Q: How would Google monetize a self-driving cars?

A: The lesson I’ve learned over these years, you have to build it first. If the users come, you can monetize it later.

These comments may not have mattered too much 5 years ago when desktop PCs were still going strong, and the issue of declining cost-per-click on mobile was still not an issue. However, now in 2015, Google is facing serious questions on maintaining its financial growth. There is the issue that Google is not as profitable on mobile as it is on the desktop. There is the issue that mobile users don’t even use the Web as much. There is the issue that Apple may distance itself from Google. There is the issue that AOSP may unbundle Android from Google’s money earning services. There is the issue that Google still generates most of its revenue from search advertising and the “moonshot” projects aren’t predicted to remedy that situation any time soon. There is the issue that the EU is having an issue with the way Google is driving money generating traffic to its own sites. That is why Google’s stock price has been performing very badly for the last two years.
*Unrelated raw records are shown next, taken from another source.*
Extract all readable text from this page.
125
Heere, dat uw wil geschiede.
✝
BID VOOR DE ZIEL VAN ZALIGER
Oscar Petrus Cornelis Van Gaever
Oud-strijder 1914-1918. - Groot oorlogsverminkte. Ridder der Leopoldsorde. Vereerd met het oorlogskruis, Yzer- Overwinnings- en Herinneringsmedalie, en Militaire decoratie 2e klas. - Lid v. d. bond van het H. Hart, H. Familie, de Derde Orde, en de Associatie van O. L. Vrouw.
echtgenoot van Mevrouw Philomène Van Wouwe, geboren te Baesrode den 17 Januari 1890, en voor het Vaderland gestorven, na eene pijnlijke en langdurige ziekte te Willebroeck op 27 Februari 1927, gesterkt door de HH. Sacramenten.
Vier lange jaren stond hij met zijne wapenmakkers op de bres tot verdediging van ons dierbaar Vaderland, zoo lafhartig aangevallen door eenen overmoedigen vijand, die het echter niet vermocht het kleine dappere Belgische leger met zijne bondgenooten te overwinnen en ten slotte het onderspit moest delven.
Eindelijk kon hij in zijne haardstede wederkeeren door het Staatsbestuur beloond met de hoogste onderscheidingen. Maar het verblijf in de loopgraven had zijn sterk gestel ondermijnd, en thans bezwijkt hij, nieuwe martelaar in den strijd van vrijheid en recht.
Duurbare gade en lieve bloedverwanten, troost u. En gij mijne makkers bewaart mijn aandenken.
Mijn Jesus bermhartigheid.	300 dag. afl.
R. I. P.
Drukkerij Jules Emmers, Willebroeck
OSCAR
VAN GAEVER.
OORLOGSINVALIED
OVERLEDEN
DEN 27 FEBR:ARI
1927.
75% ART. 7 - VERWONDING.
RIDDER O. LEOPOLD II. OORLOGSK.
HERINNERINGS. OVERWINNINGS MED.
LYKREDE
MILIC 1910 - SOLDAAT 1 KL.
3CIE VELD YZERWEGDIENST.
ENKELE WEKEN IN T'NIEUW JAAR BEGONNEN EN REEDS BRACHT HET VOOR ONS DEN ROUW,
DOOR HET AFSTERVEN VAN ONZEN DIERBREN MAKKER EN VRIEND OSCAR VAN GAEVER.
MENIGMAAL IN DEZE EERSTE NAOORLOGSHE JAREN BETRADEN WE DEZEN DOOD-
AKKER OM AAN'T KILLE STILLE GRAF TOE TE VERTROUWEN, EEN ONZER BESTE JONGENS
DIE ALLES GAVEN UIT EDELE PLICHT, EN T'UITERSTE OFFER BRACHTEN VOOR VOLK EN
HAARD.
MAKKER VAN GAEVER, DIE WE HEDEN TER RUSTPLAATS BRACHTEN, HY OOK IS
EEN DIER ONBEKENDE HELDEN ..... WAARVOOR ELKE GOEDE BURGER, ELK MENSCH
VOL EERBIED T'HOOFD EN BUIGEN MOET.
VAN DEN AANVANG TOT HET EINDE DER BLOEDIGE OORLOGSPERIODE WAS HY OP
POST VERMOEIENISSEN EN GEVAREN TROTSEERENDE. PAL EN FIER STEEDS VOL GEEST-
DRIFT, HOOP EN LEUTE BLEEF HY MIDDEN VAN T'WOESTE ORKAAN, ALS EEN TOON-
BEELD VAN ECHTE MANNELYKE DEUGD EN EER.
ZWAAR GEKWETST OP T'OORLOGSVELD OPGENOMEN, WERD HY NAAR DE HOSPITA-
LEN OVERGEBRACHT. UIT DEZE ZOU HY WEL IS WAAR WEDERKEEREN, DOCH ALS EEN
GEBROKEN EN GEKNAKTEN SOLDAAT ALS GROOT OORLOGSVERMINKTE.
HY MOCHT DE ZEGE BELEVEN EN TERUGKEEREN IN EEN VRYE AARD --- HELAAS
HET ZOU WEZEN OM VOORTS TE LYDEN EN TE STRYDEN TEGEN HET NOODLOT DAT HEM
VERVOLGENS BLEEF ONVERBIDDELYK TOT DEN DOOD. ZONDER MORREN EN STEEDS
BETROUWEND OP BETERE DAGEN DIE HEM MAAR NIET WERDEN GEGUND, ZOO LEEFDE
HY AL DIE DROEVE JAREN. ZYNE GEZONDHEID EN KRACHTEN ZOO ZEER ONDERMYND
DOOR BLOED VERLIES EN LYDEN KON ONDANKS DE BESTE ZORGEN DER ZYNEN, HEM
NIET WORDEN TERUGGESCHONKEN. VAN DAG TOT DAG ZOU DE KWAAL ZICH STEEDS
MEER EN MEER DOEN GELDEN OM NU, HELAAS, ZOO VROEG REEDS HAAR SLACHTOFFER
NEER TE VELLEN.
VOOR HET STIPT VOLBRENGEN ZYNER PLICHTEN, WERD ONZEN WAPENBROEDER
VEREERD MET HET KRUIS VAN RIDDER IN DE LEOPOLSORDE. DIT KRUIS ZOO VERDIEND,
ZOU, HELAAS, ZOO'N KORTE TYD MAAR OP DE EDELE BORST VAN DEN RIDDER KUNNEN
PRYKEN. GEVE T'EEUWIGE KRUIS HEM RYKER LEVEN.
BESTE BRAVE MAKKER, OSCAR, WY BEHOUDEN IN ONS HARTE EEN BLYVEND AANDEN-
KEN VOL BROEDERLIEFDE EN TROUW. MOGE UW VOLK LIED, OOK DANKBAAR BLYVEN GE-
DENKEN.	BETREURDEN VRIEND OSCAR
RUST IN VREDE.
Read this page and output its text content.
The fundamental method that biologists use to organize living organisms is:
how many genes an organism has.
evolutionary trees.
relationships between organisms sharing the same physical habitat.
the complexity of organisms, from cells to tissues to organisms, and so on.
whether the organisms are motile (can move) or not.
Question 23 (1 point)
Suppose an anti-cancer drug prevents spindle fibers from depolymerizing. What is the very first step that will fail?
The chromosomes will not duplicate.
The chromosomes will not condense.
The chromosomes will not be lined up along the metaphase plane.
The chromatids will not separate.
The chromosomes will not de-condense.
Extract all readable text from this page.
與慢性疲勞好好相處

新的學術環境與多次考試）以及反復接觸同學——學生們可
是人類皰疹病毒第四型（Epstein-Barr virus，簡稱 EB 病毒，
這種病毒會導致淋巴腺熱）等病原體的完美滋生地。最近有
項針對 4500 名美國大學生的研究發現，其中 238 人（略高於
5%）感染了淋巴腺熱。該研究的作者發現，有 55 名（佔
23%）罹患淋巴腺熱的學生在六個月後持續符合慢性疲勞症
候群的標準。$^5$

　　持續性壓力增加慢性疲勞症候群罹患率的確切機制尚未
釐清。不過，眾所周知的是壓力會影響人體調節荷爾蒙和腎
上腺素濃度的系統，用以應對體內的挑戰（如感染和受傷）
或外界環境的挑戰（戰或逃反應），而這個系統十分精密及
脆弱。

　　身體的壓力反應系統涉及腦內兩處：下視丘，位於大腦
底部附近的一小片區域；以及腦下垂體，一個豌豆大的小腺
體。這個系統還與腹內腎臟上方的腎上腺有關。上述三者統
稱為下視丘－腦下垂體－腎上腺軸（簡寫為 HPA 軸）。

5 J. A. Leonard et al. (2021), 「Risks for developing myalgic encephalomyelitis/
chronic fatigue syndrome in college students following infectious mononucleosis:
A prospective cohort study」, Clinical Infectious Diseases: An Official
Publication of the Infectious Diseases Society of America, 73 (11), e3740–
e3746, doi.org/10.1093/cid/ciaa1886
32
You would expect Google to understand the concerns that investors have, and at least make some comments that would sooth their anxiety. However, to the contrary, we hear even the Chief Business Officer tell us that he basically has no concrete idea yet on how to make money, but it will be fine.

I wonder if somehow Google’s management has lost track of what is happening in the real world. Maybe it has lost a member who used to tell them that they have to at least give a casual thought about earning money. That is the groupthink that I am worried about.